Bank-backed settlement body Continuous Linked Settlement (CLS) has responded to industry concerns over the spiraling costs of settling FX trades, insisting that it intends to reduce transaction costs by roughly half as volumes rise.
CLS also intends to reconsider its current position on bilateral netting, where payments between two banks are netted off on a daily basis, a practice currently prohibited within the CLS multilateral operating model.
Massive growth in FX transaction volumes, fuelled by the emergence of high-frequency algorithmic trading had sparked fears that the old pricing structure used by CLS would prove crippling for firms that had increased their trading volumes by as much as tenfold and has led to them seeking alternative methods of settlement.
A white paper released by FX vendor Wall Street Systems states that a number of its FX clients had voiced such fears and were increasingly looking to bilateral netting as a means of settling trades.
The white paper concludes that "banks cannot continue to rely exclusively on CLS for their FX settlement and risk needs" and that many are "already investigating lower cost alternatives to CLS".
"Some CLS shareholders are already using CLS purely to mitigate settlement risk and choosing bilateral netting to produce payment instructions. Other banks will follow suit, which may have an impact on CLS in the future."

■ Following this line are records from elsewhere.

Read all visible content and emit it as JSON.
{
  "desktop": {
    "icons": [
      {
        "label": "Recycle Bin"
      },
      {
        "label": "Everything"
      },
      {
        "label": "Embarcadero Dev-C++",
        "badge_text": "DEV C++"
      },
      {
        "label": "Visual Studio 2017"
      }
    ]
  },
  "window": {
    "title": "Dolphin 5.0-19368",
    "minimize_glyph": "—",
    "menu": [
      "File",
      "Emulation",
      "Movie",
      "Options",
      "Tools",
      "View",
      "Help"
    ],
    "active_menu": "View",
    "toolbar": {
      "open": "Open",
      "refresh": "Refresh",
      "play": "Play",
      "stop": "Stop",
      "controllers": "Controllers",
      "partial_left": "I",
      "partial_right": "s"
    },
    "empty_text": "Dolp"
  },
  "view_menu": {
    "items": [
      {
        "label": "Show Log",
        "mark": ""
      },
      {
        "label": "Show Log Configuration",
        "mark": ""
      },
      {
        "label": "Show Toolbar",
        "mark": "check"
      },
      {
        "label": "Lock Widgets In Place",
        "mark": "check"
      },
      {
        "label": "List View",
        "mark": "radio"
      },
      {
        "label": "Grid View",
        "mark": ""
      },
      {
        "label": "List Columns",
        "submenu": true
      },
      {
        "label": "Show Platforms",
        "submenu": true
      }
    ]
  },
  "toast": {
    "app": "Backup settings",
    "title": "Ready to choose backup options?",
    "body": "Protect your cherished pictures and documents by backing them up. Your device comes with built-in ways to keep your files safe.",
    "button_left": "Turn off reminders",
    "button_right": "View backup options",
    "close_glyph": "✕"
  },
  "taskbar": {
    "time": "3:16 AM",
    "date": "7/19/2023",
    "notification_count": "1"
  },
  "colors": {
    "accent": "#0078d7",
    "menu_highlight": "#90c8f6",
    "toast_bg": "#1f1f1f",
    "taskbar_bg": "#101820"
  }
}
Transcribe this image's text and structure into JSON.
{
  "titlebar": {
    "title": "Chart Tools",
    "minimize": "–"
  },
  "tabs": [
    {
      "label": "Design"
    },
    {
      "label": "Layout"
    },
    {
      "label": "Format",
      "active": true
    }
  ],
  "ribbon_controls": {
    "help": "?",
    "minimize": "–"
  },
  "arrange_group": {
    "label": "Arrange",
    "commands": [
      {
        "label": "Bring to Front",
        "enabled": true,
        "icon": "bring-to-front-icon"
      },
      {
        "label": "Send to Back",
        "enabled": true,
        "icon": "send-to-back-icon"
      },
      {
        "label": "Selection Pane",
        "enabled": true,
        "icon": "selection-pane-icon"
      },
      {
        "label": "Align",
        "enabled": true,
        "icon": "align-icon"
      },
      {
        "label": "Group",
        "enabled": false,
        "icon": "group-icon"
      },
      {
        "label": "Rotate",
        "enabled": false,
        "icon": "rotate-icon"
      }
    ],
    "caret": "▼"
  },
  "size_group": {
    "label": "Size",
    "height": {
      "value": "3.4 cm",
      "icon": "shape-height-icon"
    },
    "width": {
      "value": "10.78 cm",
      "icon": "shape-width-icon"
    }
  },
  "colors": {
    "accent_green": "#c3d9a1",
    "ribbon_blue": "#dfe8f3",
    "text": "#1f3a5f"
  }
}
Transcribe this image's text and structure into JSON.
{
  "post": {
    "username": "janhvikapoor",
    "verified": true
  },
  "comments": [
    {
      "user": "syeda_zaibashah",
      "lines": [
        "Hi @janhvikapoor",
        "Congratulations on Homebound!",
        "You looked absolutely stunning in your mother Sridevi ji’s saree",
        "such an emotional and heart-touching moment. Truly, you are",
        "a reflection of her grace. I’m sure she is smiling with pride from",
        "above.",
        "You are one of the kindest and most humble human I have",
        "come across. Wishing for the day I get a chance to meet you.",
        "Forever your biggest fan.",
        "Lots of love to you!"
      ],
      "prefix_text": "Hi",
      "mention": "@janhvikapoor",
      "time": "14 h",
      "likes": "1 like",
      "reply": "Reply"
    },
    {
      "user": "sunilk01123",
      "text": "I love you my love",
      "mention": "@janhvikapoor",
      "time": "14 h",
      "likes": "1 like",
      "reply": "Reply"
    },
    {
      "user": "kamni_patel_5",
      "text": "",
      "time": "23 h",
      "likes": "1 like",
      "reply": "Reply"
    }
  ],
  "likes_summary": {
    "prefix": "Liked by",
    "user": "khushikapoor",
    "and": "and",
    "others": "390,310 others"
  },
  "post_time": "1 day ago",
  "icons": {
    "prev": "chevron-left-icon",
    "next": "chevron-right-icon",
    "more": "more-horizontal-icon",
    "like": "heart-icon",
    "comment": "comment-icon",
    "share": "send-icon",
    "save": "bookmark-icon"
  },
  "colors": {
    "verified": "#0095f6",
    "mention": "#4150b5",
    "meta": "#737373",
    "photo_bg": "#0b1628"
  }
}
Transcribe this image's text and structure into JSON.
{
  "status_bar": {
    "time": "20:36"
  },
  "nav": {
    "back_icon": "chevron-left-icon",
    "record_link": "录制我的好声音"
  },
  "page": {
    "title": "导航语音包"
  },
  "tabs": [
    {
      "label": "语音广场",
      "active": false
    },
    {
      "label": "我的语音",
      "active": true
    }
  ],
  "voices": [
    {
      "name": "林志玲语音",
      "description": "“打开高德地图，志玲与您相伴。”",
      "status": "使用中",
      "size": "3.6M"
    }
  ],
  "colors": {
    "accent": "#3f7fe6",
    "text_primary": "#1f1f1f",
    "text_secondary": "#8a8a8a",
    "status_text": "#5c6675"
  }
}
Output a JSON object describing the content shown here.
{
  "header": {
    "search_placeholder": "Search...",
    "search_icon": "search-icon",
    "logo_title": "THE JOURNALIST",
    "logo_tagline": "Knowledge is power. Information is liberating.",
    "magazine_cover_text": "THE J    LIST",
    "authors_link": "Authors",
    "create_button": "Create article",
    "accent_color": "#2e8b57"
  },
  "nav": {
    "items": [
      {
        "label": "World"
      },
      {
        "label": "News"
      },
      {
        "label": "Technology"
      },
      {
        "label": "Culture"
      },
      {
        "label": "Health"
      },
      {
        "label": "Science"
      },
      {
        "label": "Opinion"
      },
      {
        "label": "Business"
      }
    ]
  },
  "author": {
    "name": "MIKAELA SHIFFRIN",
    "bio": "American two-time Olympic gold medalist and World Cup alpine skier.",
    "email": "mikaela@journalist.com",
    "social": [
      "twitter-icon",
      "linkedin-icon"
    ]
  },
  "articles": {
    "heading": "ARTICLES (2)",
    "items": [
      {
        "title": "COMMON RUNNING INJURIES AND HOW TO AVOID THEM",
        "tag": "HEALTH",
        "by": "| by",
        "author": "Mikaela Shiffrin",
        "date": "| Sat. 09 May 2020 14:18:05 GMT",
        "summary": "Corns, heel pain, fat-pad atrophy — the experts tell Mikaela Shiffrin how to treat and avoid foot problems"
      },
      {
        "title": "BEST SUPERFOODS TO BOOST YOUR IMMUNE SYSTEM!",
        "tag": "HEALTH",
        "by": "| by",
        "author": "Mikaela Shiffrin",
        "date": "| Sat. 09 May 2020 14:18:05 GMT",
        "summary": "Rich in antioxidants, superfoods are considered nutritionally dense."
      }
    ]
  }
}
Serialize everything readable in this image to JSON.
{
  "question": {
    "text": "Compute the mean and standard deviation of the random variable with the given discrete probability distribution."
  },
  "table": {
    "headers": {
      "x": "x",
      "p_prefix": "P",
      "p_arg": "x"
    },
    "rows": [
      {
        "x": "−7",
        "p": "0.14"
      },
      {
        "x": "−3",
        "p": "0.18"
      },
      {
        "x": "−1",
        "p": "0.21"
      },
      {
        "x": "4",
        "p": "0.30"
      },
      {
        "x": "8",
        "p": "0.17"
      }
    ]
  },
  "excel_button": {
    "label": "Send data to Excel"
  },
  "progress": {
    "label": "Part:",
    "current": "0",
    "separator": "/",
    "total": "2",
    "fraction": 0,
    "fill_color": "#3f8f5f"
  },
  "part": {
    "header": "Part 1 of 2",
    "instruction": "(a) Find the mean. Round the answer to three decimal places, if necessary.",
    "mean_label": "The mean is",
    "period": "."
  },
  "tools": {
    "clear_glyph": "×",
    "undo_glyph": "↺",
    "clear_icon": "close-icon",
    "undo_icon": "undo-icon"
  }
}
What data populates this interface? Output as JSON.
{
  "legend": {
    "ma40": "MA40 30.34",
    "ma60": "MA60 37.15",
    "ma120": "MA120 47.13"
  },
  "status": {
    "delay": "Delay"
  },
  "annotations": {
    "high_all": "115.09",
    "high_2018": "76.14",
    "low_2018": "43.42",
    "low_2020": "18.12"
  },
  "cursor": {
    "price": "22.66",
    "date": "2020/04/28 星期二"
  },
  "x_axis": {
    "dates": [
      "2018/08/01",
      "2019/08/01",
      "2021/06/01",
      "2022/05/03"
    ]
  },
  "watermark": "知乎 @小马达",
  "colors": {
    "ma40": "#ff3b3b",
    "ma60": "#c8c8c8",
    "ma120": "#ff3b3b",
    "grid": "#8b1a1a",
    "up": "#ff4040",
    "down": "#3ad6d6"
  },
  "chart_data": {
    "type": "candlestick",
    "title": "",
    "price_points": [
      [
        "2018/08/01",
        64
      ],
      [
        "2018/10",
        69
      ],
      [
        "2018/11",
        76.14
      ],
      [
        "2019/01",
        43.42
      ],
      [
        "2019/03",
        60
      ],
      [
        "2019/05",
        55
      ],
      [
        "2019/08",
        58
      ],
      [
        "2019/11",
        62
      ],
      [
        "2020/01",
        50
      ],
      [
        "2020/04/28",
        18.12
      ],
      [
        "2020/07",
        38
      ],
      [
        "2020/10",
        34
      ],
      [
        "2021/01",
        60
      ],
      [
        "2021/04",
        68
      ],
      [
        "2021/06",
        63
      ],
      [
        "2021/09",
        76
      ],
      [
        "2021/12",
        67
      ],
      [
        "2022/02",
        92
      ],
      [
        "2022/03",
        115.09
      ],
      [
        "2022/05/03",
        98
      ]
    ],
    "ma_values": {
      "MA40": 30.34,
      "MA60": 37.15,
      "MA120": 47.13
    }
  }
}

The Wall Street Systems' white paper was released on the back of a report issued in July 2007 by the BIS Committee on Payment and Settlement Systems which called for a greater reduction of settlement risk by FX participants, citing that, as of April 2006, only 55% of the total FX settlement obligations had been settled through CLS with 32% still settled through the traditional and highly exposed correspondent banking arrangements.
Rick Schumacher, product manager of Wall Street Systems suggests that a possible reason for the limited adoption rates of CLS is the concern over cost and a perceived lack of benefits of scale, an issue made all the more pressing by the predominance of high-volume algorithmic trading. "When CLS first started, banks were doing 10,000 trades a day. But now that has increased to 150,000 in many instances," says Schumacher.
As regards Wall Street Systems' motive for the white paper, Schumacher insisted that "it was not a dig at CLS" and that it is agnostic in terms of how FX trades are settled. "We are just trying to track the industry issues and provide some suggestions to further the debate."
CLS has responded to the white paper by dismissing the claims over the rising cost of its service insisting that, on the contrary, current costs are expected to decrease by half as transaction volumes rise following the introduction of a sliding scale for pricing.
According to Jonathan Butterfield, executive vice president, marketing and communication at CLS, the average cost of settlement in August was 53p per transaction. Should volumes reach 1 million sides, settlement costs will be no more than 25p, says Butterfield.
As regards bilateral netting, Butterfield adds that a decision was taken in July by CLS members not to adjust the current position which prohibits the practice due to the fact that CLS cannot provide a full audit trail for trades. However Butterfield says that he expects that this decision should and will be revisited in the near future.